OpenAI launched the new moderation model omni-moderation-latest on the Moderation API (open new window). The new model, GPT-4o, is also capable of carrying out completions from both text and image inputs and, at all anyway countable, surpasses our former model in its performance especially for non-English languages. OpenAI decided to upgrade GPT-4o Moderation API model to bulid more robsut.
Like the prior version of the model, this model deploys OpenAI’s GPT-based classifiers to determine if content should be flagged for any category of hate, violence self-harm, and more and include features for additional harm categories.
Furthermore, it affords greater specificity of moderation decisions by normalizing probability scores with the potential of content to correspond to the category in question. The new moderation model is being offered for free for all the developers through GPT-4o Moderation API.

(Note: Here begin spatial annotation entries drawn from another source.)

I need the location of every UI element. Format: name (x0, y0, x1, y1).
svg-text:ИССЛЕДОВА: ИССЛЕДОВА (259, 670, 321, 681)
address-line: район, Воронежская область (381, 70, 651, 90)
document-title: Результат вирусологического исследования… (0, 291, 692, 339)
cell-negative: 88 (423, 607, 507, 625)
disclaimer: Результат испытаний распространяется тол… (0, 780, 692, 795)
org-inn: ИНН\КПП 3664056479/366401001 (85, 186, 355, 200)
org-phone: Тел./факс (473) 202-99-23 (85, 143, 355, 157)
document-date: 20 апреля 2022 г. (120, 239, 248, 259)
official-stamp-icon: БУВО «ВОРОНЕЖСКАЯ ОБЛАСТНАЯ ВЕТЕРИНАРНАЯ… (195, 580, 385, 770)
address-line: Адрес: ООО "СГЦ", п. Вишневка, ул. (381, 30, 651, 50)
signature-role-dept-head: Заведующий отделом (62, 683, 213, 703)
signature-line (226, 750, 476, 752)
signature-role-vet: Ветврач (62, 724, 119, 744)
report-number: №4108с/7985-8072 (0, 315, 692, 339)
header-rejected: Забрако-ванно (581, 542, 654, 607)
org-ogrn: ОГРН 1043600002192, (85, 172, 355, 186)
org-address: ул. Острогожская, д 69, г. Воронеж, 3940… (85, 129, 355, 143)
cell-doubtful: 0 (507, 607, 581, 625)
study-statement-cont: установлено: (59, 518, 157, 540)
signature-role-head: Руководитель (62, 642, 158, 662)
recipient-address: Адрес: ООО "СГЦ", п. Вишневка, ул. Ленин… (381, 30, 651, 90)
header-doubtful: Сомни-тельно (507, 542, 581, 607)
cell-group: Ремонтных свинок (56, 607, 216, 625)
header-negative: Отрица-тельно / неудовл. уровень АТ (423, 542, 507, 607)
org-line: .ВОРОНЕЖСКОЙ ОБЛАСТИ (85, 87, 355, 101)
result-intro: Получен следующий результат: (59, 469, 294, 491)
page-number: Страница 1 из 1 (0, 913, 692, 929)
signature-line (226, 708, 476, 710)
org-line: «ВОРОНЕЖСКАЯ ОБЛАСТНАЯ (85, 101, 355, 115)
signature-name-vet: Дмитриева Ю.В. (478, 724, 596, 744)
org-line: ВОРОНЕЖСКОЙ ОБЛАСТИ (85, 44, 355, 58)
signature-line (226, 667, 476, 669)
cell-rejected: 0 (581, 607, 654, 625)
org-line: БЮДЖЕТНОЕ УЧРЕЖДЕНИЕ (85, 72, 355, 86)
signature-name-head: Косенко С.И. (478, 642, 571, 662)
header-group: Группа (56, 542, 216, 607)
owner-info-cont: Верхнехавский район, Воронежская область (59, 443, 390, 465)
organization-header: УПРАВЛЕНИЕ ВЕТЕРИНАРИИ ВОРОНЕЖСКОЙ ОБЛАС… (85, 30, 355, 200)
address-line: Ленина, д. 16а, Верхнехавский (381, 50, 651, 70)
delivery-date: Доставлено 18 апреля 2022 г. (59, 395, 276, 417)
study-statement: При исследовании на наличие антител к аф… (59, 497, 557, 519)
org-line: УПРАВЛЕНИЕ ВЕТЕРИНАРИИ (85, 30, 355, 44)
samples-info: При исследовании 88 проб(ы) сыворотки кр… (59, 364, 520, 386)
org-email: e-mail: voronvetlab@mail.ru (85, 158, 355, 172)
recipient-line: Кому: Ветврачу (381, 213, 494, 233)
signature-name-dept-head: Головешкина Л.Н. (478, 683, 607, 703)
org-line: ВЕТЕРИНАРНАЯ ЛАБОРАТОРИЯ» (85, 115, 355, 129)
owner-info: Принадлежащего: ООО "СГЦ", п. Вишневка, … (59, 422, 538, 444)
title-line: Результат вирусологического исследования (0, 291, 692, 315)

Major features of the Upgraded GPT-4o Moderation API
- Multimodal harm classification across six categories: the new model is also capable of ascertaining the risk that an image, as a single element or concerning the text, may be deemed undesirable. This is supported today for the following categories: violence which is classified as violence and violence/graphic, self-harm classified as self-harm, self-harm/intent, self-harm/instruction, and sexual, not including sexual/minor. All other categories today are text-only and we have plans to provide more support for multimedia expectations in the future.
- Two new text-only harm categories: The new model can identify harm in two more categories than in our prior models: Illicit, which includes instructions or advice on how to commit an offense – say, “How to shoplift” and illicit/violent, which is the same as the former but involves violence.
- More accurate scores, especially for non-English content: on our internal multimodal eval on a test of 40 languages, this new model was 42% better than the previous model and better in 98% of the languages we tried. In low-resource languages like Khmer and Swati, it increased by 70%, while languages like Telugu, Bengali, and Marathi increased by 6.4, 5.6, and 4.6 respectively.
- In the previous model, only English was supported but even in Spanish, German, Italian, Polish, Vietnamese, Portuguese, French, Chinese Indonesian, and English, this new model outperforms the previous model in English.
- Calibrated scores: the new model’s scores now more accurately represent the likelihood that a given piece of content violates the policies and will be far more aligned in future moderation models.
AI content moderation tools supplement compliance with platform policies and also assist human moderators in maintaining the well-being of digital platforms. As with the previous model, the new moderation model is available free of charge for all developers through the GPT-4o Moderation API with the limits depending on the tier. To get started, visit this link with more information on GPT-4o Moderation API guide opens in a new tab.